Cystic Fibrosis (CF) impacts roughly 35,000 people in the United States. CF results in a mutated form of the cystic fibrosis transmembrane conductance regulator (CFTR), leading to dysfunction of a specific ion channel, ultimately causing increased water movement across the epithelium, particularly in the lungs. Due to the formation of mucus plugs as a result of this process, airways become blocked and infection risk increases. Therefore, this recessive disease is well known to have a devastating impact on lung function and quality of life. Given that this mutation can impact other organ systems, such as the gastrointestinal system, features such as pancreatic enzyme deficiency may emerge. The prevalence of cardiovascular disease in the CF population is also high. Studies have estimated that with a mean age of 33, roughly 10% of patients with CF have heart failure and 4% have had an acute myocardial infarction (MI). This contrasts with the general population where the prevalence of heart failure and MI are about 2% and 3%, respectively. Nevertheless, the mechanisms through which CF impacts the cardiovascular system are not as well understood. Chronic hypoxemia with CF can indirectly lead to cardiovascular issues through a variety of mechanisms. However, CFTR is expressed in cardiac myocytes and blood vessels, and the direct effect of CFTR malfunction on the cardiovascular system has yet to be thoroughly explored.
A review published in 2021 assessed 12 high-quality studies to explore various theories to explain CF's direct or indirect impact on the cardiovascular system. Chronic hypoxemia with CF can lead to heart failure due to the development of hypoxia-induced pulmonary vasoconstriction and right ventricular hypertrophy. However, in patients without overt pulmonary hypertension, various mechanisms have been put forth to explain right ventricular failure, such as endothelial dysfunction and oxidative stress. Interestingly, it has recently been found that loss of CFTR function may directly lead to cardiac insufficiency due to this protein's involvement in regulating cardiomyocyte contraction. Similarly, pathology that impacts the myocardium may also be seen in left ventricular dysfunction. Children with CF may exhibit myocardial scarring in the left ventricle, which has been explained by specific nutritional deficiencies that may adversely impact myocardial metabolism. Neurohormonal irregularities have also been seen. Angiotensin II and aldosterone (two hormones that regulate blood pressure and other functions) are increased in CF and are shown to stimulate scar tissue synthesis in myocytes. Such a finding has therapeutic implications as angiotensin-converting enzyme (ACE) inhibitors could theoretically combat this by reducing the amount of angiotensin II production. CFTR is also found in vascular endothelium, and CF may lead to reduced nitrous oxide production, thereby contributing to arterial stiffness and disease.

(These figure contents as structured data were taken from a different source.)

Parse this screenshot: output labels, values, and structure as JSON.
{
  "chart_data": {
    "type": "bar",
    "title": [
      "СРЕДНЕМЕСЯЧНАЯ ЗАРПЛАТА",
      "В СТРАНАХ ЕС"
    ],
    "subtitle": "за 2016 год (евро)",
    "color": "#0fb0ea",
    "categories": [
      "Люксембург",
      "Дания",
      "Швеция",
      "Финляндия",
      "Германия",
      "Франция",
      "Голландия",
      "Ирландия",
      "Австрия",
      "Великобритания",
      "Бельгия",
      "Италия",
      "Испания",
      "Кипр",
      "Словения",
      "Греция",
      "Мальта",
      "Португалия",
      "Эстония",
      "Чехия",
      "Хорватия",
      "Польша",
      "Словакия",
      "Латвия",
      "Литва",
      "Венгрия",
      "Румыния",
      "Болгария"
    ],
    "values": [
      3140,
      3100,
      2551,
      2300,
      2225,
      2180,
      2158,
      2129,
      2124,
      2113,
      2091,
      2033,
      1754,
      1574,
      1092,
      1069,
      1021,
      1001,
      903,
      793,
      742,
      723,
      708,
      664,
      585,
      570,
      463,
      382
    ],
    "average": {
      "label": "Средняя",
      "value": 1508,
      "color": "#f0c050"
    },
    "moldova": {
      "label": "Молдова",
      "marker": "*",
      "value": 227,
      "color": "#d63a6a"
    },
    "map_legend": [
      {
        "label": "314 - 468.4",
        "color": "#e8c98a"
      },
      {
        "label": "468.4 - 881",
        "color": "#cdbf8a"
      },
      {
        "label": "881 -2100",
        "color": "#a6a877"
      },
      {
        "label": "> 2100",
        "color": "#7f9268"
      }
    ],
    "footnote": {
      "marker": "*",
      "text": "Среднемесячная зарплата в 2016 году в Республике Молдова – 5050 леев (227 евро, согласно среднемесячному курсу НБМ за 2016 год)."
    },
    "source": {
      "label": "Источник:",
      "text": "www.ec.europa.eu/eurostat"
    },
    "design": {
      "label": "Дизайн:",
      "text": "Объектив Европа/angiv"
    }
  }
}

In the past few decades, the life expectancy of people living with CF has greatly improved. As such, a better understanding of the cardiovascular implications of this disease is necessary to improve the quality of life for this aging CF population. This review contributes to understanding the various pathological mechanisms that help explain direct and indirect effects of CF on the cardiovascular system. However, our understanding of the relationship between CF and heart disease is still in its infancy. More studies will be required to better describe the multiple pathways involved in cardiovascular dysfunction, how they interact, and how they can be leveraged for therapeutic purposes in CF.